Friday, 9 August 2019

▲ The Herschel House in Bath

Lonely Planet have a new book coming up on trail blazing women and particular places associated with their stories. Like Caroline Herschel I suggested and took the train from London to Bath to visit the Herschel Museum of Astronomy at 19 New King St.

I first encountered Ms Herschel in Richard Holme’s wonderful book The Age of Wonder, accurately subtitled ‘How the Romantic Generation Discovered the Beauty and Terror of Science.’ From the back garden of their Georgian house William Herschel – assisted by his ‘tough little German sister’ Caroline – discovered the planet Uranus. It was the first new planet to be discovered since ancient times and Herschel became instantly famous.

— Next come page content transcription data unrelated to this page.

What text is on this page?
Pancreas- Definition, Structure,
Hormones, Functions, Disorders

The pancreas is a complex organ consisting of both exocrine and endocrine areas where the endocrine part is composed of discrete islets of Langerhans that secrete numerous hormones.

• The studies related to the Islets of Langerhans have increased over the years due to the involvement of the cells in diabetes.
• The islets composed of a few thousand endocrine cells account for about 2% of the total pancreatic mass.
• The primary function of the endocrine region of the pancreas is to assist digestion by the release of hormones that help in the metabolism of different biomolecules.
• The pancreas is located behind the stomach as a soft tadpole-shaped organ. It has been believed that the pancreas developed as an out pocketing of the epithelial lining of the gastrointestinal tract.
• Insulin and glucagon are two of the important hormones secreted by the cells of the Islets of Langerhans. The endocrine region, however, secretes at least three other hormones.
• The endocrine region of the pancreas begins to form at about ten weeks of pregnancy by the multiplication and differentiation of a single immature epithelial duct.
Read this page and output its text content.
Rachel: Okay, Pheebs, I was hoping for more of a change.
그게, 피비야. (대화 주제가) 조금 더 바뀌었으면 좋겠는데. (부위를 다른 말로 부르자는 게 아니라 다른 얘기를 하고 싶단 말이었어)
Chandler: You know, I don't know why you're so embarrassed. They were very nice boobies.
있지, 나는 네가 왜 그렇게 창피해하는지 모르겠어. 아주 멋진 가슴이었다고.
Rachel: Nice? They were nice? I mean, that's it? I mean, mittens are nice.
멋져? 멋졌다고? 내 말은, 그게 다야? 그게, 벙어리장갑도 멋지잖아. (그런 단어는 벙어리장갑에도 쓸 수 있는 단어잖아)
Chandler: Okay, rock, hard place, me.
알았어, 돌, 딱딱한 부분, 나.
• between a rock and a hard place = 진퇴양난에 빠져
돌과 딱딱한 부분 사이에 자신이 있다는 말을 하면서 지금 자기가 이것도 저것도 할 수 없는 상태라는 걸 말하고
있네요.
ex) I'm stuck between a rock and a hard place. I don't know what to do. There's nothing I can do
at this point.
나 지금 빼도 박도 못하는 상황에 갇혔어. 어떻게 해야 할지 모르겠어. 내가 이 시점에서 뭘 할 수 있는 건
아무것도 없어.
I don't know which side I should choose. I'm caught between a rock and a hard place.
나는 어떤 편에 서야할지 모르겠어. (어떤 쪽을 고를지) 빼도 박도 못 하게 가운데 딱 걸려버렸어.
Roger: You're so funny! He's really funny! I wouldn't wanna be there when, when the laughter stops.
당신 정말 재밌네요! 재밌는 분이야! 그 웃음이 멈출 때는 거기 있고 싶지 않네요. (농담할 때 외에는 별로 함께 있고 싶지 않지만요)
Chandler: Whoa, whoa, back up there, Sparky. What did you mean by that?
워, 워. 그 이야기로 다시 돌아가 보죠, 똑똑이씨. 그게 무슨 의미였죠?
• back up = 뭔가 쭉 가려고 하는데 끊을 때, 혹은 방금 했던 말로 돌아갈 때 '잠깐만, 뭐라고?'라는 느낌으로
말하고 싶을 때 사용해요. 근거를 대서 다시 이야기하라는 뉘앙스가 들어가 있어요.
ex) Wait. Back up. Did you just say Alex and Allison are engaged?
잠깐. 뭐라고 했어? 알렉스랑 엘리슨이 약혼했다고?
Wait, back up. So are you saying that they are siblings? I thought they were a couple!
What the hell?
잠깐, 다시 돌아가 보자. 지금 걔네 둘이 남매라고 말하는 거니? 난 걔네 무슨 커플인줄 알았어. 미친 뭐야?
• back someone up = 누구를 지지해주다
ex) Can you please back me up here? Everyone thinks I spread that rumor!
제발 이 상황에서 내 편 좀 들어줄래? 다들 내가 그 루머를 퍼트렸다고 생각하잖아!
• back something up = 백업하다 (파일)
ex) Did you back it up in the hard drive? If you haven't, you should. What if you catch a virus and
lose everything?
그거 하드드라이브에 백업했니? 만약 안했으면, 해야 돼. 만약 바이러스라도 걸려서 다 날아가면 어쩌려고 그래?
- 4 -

◄ William & Caroline Herschel, bas reliefs in their back garden.





Caroline Herschel’s telescope in the Science Museum, London ►

Caroline quickly became far more than an assistant and took to ‘sweeping’ the night sky in search of comets, a task she described as ‘minding the heavens.’ During her career she discovered eight comets and the comet 35P/Herschel-Rigollet bears her name. As does the C. Herschel crater on the moon while the asteroid 281 Lucretia uses her middle name. She also discovered 14 nebulae and her catalogue of stars is still in use today.

The house in Bath has a replica of their telescope but Caroline’s actual telescope can be seen in the Science Museum in London, along with the mirror from their later gigantic 40 foot telescope and the mirror grinding equipment they used for their smaller telescopes.

Typhus had stunted Caroline’s growth as a child and her family decided she’d never marry, so education was not important and training as a house servant was the best idea. She became a Cinderella, labouring after her favoured older brothers. Fortunately one of them, William, recognized her abilities, took her with him to England and was immensely proud when she became England’s first salaried woman scientist and the first woman to be awarded a Gold Medal by the Royal Astronomical Society.